The European Union is getting involved here, with a toolkit for a pan-European approach on the use of mobile applications to track the spread of the coronavirus. Reuters reported on the move, which is in reaction to the roll-out by several EU countries of mobile apps that have been criticised by some data privacy activists who worry that they may become permanent once the coronavirus crisis is over.
“A fragmented and uncoordinated approach risks hampering the effectiveness of measures aimed at combating the COVID-19 crisis, whilst also causing serious harm to the single market and to fundamental rights and freedoms,” the document said. “It is therefore necessary to develop a common approach to the use of digital technologies and data in response to the current crisis.”
The EU will monitor and assess the effectiveness of the mobile apps, their interoperability and cross-border implications, and whether they comply with security, privacy and data protection rules. And there will be a strict limit on the processing of personal data, which will be destroyed when the virus crisis is under control, the Commission paper said.
The HSE, meanwhile, has said a contact tracing app is in the works, but concerns have already been raised about what it will involve.
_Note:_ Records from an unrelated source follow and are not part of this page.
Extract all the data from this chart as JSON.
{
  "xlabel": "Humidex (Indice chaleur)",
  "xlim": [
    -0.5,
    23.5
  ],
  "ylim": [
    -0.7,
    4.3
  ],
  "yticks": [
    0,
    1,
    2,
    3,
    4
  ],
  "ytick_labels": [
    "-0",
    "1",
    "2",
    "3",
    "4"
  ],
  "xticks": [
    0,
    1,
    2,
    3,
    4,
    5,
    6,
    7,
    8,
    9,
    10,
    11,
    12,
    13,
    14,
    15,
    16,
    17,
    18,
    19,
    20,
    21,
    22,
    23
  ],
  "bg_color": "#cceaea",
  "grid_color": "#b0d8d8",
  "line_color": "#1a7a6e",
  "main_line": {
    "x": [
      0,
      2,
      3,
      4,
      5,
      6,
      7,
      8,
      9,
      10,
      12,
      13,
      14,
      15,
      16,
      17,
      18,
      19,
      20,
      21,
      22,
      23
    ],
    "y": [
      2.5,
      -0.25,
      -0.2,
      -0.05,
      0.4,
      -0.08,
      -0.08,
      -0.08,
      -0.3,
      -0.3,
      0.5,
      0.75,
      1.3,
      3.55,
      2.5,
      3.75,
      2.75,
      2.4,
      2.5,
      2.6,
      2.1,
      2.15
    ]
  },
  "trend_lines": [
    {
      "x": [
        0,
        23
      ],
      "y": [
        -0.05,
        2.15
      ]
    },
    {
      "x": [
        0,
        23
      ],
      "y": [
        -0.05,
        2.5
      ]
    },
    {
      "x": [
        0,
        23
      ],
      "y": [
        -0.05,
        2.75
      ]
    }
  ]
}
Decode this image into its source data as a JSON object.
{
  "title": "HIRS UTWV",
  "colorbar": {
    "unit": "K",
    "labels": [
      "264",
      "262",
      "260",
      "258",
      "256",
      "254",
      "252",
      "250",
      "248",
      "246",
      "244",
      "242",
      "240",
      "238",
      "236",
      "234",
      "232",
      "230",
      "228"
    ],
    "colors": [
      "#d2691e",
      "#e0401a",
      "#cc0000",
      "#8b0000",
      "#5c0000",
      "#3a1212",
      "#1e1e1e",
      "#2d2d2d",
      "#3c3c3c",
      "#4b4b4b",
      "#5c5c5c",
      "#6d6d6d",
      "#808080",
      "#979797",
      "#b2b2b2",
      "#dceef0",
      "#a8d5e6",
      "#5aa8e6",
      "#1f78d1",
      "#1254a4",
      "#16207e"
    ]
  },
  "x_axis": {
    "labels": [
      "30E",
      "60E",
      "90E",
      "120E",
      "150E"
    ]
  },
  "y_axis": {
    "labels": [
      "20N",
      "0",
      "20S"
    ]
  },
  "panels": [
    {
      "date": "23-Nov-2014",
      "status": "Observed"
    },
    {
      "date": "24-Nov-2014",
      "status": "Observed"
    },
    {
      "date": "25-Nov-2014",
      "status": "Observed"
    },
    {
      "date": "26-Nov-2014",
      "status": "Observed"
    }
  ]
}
We don’t know yet what form it will take or what data it will gather, but regardless it must adhere to the laws on data protection, namely GDPR. The regulations give special protections to health data, which is considered particularly sensitive.
That will limit exactly what can be legally done with such apps here. According to solicitor and data privacy expert Fred Logue, any use of the data must be necessary and proportional, done in a way that has the least impact on people's rights.
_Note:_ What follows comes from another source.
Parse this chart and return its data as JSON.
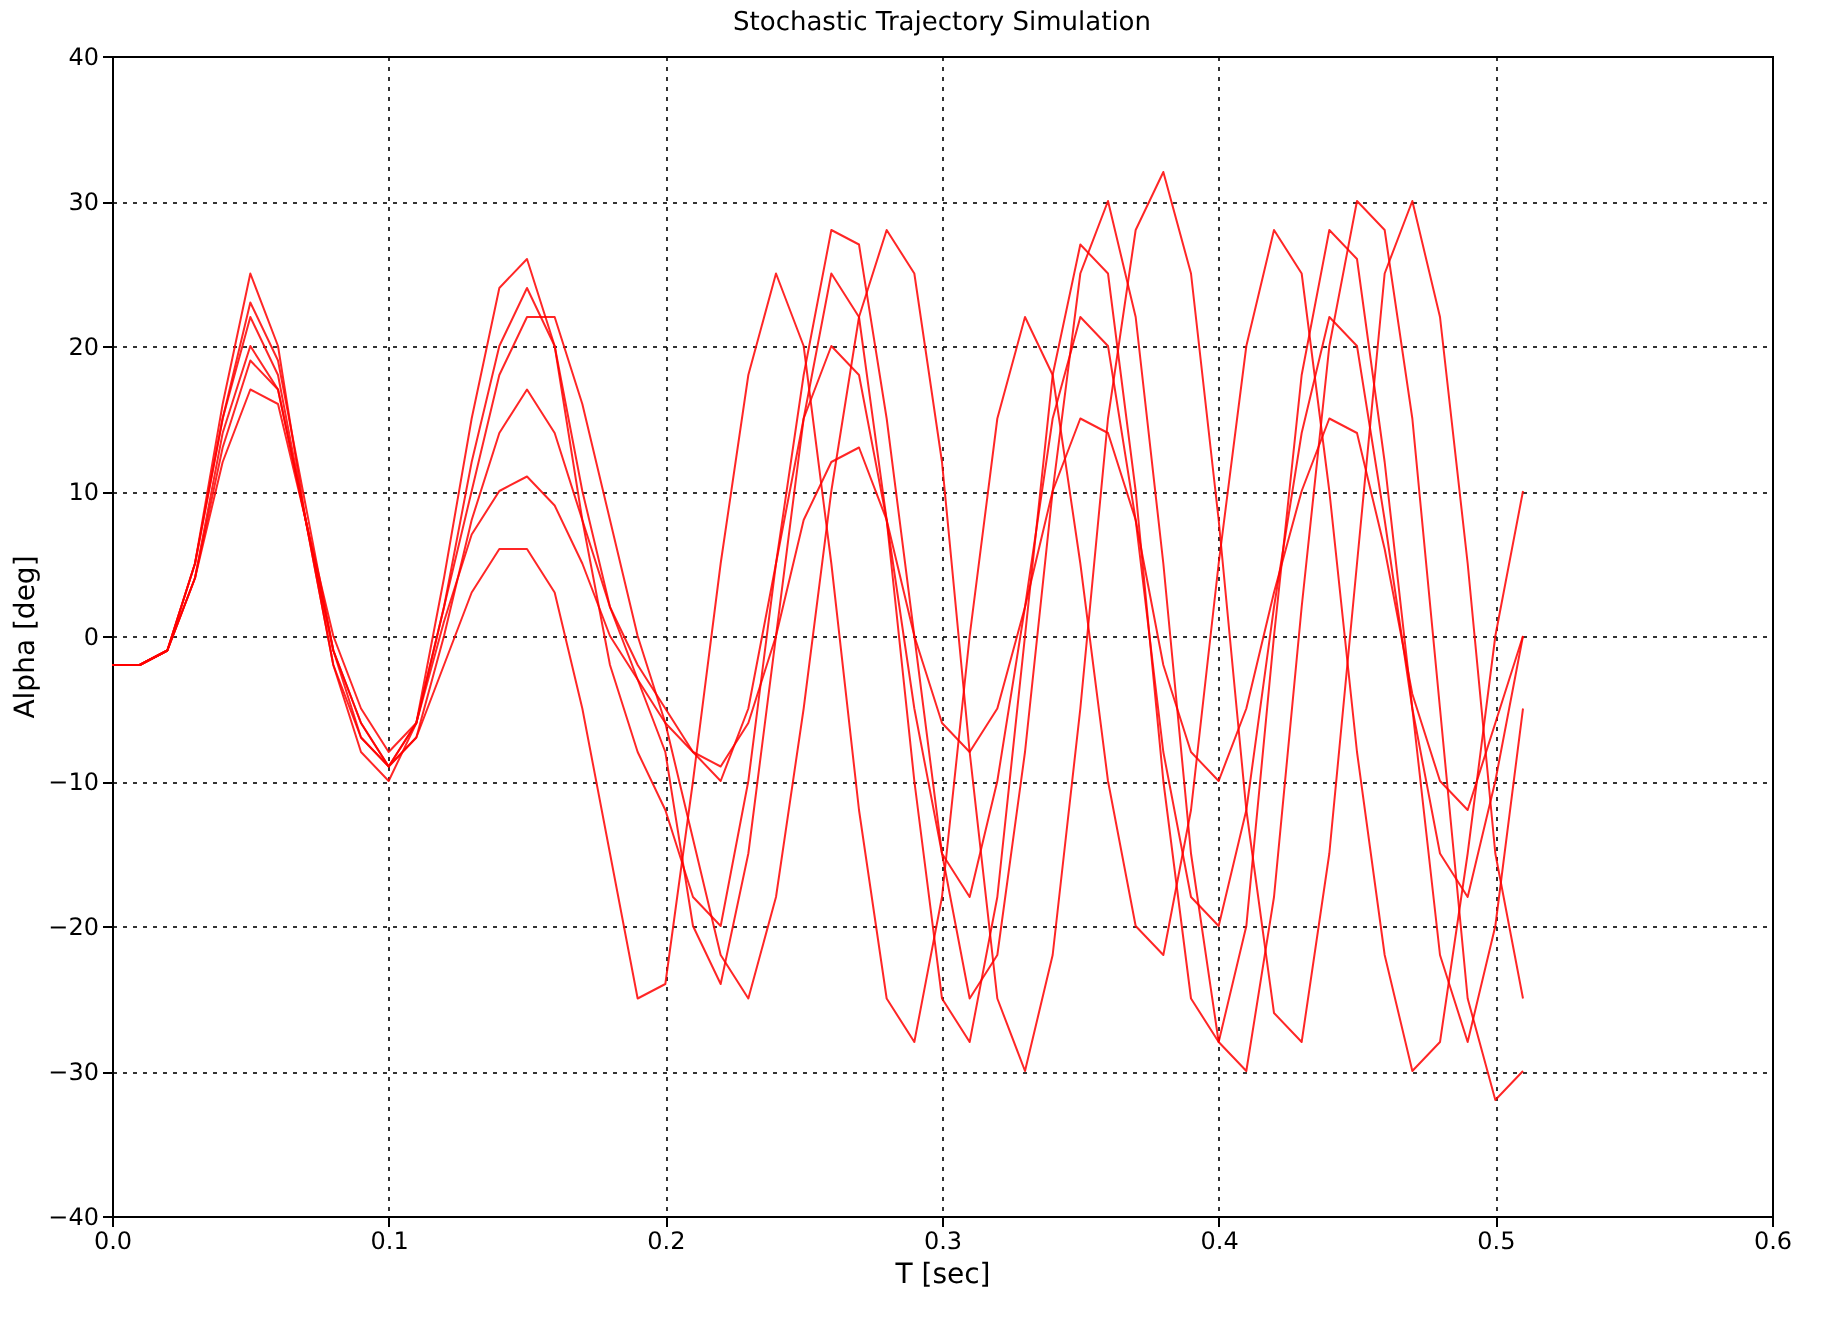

“You can’t use a sledgehammer to crack a nut. The measures put in place to meet your objective can’t be so prejudicial that they’re actually worse than the problem they’re trying to solve or create problems that are worse,” he said.
Data protection
Part of the process should be a “data protection impact assessment”, Logue said, which is a form of risk assessment. They should be consulting NGOs and individuals and the public and they should be transparent about this because it’s lack of transparency that starts to give rise to conspiracy theories.”
The HSE app has not yet been released but similar apps are already in use in other countries, primarily in east Asia where government-sanctioned tracking apps cover everything from contact tracing and collecting data on the spread of the virus to enforcing quarantine rules and controlling movement across public transport and neighbourhoods.
Large-scale tracking of the population and indiscriminate use of location data is prohibited under European law. A case taken by Digital Rights Ireland to the European Court of Justice invalidated the EU data retention directive in 2014, and led to the adoption of tighter protections around the retention of personal data.
One way that the contact tracing could be carried out without impinging on people’s privacy is by using bluetooth, which is proximity-based instead of location data.
The key thing the Irish app must ensure though is transparency, Logue said, otherwise the Government risks building an app that is ineffective because people simply won’t use it.
“Going off and building it without doing that upfront – the transparency, the consultation – means that they risk wasting a whole lot of time and resources, building something that could be unlawful, and in any event won’t be used or people won’t trust. If they don’t do it properly, it’s going to waste way more time than than it will take to actually do the due diligence upfront – it’s kind of penny wise, pound foolish.”